По мнению А.И. Степанова, «пустота» в поэтическом мире Аронзона не только «не лишена предметности», но и, вопреки ожиданиям, «густо населена» [8, с. 49]. Действительно, перед нами отнюдь не вакуум, а лишь обманчивое «отсутствие присутствия»: «пустота» обитаема множеством бесплотных существ, увидеть которых не составит труда - достаточно лишь немного изменить угол зрения. «Красота» же, напротив, всегда явлена «во плоти» и часто «неотделима» от тела (как правило, женского), в том числе и от материально-телесного низа (ср. в другом стихотворении: «.вон ваша грудь! вон ноги ей под стать! / и если лик таков, так что же пах за диво!» («Неушто кто-то смеет вас обнять?») [1, с. 186]). Отношение субъекта к каждому из членов оппозиции заметно разнится: если «пустота» вызывает недоверие и объявляется «лживой», то «красота» расценивается как единственная альтернатива разрушительным началам мира (см. также стихотворение «На стене полно теней.», где экзистенциальный тупик разрешается созерцанием любимой женщины: «Жизнь дана, что делать с ней? / Я проснулся среди ночи. / О жена моя, воочью / ты прекрасна, как во сне!» [1, с. 196]). Впрочем, рассматриваемые понятия в лирике Аронзона обнаруживают также зыбкую, как бы мерцающую, связь. Так, «красота» героини ведет свою «родословную» от «тех еще времен», когда человеческие состояния могли легко обходиться без своих носителей - и вполне очевидно, что их «бестелесное» существование может интерпретироваться как явный аналог «эфемерности» населяющих «пустоту» существ. Сходный пример -знаменитый «Пустой сонет» [1, с. 182-183], где стихотворение о «красоте» записывается вокруг пустого пространства, в которое неизбежно упирается взгляд читателя. В обоих случаях дистанция между двумя семантическими полюсами - «пустотой» и «красотой» - предельно сокращена, что и облегчает переходы от одного к другому, делая их не просто возможными, но и по-своему закономерными.

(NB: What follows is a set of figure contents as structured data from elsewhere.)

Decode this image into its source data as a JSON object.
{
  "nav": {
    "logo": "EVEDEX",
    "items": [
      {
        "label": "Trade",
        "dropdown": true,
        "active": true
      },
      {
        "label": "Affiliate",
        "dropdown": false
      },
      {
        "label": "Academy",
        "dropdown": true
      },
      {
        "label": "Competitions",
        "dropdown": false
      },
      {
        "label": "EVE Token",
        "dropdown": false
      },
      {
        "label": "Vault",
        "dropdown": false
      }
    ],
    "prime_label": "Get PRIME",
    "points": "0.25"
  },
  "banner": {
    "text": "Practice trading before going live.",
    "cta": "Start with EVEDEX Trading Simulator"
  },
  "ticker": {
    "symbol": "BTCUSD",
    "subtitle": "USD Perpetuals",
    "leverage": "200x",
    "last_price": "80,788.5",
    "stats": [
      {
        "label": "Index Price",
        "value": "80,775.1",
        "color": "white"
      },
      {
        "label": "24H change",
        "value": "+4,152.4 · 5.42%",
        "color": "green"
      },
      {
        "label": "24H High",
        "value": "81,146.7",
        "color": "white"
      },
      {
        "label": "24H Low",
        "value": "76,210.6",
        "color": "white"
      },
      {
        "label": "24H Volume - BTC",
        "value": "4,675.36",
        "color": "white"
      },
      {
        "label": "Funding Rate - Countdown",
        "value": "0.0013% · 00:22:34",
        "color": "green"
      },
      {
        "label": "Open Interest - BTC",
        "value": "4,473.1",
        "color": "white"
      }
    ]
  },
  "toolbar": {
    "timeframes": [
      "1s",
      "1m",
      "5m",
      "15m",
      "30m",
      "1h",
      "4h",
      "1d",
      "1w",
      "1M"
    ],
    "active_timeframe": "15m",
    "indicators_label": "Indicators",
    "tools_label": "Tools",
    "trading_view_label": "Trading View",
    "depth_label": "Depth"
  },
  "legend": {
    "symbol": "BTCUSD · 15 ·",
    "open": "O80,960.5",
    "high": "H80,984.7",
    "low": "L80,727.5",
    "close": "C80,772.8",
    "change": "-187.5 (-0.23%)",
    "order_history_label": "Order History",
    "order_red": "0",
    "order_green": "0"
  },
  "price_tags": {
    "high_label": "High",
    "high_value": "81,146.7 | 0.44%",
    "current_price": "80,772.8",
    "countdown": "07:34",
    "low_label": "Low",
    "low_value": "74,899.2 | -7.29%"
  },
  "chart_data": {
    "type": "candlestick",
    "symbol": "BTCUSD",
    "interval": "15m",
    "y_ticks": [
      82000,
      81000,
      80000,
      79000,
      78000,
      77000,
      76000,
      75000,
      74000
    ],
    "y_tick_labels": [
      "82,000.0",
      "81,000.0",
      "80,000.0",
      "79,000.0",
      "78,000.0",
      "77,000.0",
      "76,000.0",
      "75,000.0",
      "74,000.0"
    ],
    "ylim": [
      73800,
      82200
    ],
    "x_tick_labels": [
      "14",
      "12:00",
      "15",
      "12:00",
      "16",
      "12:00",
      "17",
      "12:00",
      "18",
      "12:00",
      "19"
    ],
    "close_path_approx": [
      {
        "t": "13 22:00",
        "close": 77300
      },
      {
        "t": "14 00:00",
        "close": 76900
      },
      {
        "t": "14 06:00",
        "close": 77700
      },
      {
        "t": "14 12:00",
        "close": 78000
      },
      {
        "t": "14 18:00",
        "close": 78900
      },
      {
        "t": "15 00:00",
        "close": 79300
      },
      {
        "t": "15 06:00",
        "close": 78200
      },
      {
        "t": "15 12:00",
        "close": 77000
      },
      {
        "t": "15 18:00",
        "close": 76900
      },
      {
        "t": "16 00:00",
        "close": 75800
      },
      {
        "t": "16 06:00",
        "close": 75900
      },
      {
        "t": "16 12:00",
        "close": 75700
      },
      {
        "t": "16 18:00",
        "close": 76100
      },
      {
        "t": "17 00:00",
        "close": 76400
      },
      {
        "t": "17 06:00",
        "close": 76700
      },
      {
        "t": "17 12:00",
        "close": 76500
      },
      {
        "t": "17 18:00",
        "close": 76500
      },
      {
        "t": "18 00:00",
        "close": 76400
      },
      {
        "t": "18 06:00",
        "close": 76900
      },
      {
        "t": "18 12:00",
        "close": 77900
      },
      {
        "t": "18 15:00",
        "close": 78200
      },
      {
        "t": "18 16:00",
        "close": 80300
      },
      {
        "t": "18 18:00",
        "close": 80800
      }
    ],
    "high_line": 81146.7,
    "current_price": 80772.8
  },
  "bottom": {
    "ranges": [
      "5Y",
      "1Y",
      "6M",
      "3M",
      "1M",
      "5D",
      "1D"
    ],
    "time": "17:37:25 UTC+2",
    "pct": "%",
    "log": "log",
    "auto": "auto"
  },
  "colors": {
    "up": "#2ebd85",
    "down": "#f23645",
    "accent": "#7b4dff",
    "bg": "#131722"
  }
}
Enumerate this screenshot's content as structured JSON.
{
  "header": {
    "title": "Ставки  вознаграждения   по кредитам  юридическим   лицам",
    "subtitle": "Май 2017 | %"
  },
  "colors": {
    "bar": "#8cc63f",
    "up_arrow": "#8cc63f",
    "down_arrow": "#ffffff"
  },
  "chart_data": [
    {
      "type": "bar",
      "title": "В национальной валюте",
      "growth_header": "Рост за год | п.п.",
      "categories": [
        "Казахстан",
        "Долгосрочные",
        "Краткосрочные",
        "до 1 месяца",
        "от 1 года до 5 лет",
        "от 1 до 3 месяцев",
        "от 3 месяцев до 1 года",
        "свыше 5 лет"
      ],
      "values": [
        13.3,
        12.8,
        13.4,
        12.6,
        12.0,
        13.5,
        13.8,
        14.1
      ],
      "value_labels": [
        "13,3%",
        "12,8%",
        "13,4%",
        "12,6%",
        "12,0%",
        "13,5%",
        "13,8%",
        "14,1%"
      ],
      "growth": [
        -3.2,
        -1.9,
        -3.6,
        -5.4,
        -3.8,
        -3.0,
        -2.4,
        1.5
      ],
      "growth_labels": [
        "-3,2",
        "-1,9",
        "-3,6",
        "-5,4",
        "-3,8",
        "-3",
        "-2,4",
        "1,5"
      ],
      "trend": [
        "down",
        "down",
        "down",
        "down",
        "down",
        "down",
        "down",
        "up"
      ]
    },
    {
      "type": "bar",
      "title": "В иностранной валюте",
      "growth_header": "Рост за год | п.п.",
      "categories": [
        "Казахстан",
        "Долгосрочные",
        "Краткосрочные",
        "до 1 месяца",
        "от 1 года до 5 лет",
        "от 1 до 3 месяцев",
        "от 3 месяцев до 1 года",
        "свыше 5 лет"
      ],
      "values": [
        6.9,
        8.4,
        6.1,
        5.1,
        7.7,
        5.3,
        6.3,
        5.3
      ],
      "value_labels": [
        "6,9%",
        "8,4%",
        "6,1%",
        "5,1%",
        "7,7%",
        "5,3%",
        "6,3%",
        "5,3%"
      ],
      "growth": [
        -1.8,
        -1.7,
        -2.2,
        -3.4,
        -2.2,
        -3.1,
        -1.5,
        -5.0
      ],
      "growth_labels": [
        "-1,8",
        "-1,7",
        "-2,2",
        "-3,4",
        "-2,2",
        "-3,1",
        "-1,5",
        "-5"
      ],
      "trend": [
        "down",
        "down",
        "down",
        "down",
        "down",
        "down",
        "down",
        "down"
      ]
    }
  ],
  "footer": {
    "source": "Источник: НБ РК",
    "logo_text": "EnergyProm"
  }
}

Выявленные смыслы «срабатывают» и в интересующем нас стихотворении - регулярные в лексиконе поэта слова-иероглифы входят в текст с устойчивым диапазоном значений, одновременно и обогащая, и уточняя его содержание. Так, становится понятным, что «пустота» мыслится Арон-зоном не как абсолютное небытие, а скорее как инобытие «красоты», как ее невидимая, но обязательная изнанка - и это вовсе не отменяет, а лишь смягчает их явную оппозицию. Последняя же, как часто бывает в подобных случаях, проецируется на пространственное измерение текста, а именно
на его вертикальную ось, в результате чего с «верхом» связываются представления о «пустоте», бестелесности и смерти, а с «низом» - о «красоте», телесности и жизни. Проясняется и финал стихотворения: последняя строка (она явно ощущается читателем как избыточная) будто бы подсказывает новый «марш-бросок», но уже в ином, противоположном направлении - от «красоты» к «пустоте», которые, подобно двум сторонам одной медали, не могут существовать друг без друга. При таком прочтении композиция стихотворения принимает облик змеи, кусающей себя за хвост: дочитав текст до конца, мы, не делая паузы, можем продолжить чтение с начала - и так до бесконечности.
Таким образом, свойственная стихотворению «за пустотою пустота» смысловая компрессия может рассматриваться как неотъемлемое качество аронзоновской поэтики, возникающее благодаря использованию специфических для авангарда слов-иероглифов. Не менее важно и то, что иероглифическое слово не просто актуализирует контекстуальные связи и тем самым расширяет семантическое пространство текста, но и отсылает читателя к сферам, традиционно закрытым для человеческого сознания (такие понятия, как «Бог», «душа» или «смерть» последовательно уклоняются от словесной фиксации). Не претендует на их абсолютное освоение и Л. Аронзон - однако уже сама попытка говорить о невыразимом на языке, изначально для этого непригодном, имеет большую, в том числе и художественную, ценность.
Библиографический список
1. Аронзон Л.Л. Собрание произведений: в 2 т. -СПб.: Издательство Ивана Лимбаха, 2006. - Т. 1. -560 с.
2. Бирюков С. Опыты неописательного письма // Wiener Slawistischer Almanach. - 2008. -№ 62. - S. 249-259.
3. Герасимова А. Г. Об Александре Введенском // А.И. Введенский. Все. - М.: ОГИ, 2011. -С. 7-24.
4. Гинзбург Л.Я. О лирике. - М.: Интрада, 1997. - 416 с.
5. Друскин Я.С. Звезда бессмыслицы // «...Сборище друзей, оставленных судьбою». А. Введенский, Л. Липавский, Я. Друскин, Д. Хармс, Н. Олейников: «Чинари» в текстах, документах и исследованиях: в 2 т. - М.: Ладомир, 2000. -Т. 1. - С. 323-416.
6. Кобринский А.А. Поэтика ОБЭРИУ в контексте русского литературного авангарда XX века. -СПб.: Свое издательство, 2013. - 364 с.
7. Коновалова А. Ю. Эстетика и поэтика обэри-утов: автореф. дис. ... канд. филол. наук. - Бирск, 2005. - 22 с.
8. Степанов А.И. «Живое все одену словом». Заметки о поэтике Леонида Аронзона // Л.Л. Аронзон Собрание произведений: в 2 т. - СПб.: Издательство Ивана Лимбаха, 2006. - Т. 1. - С. 21-54.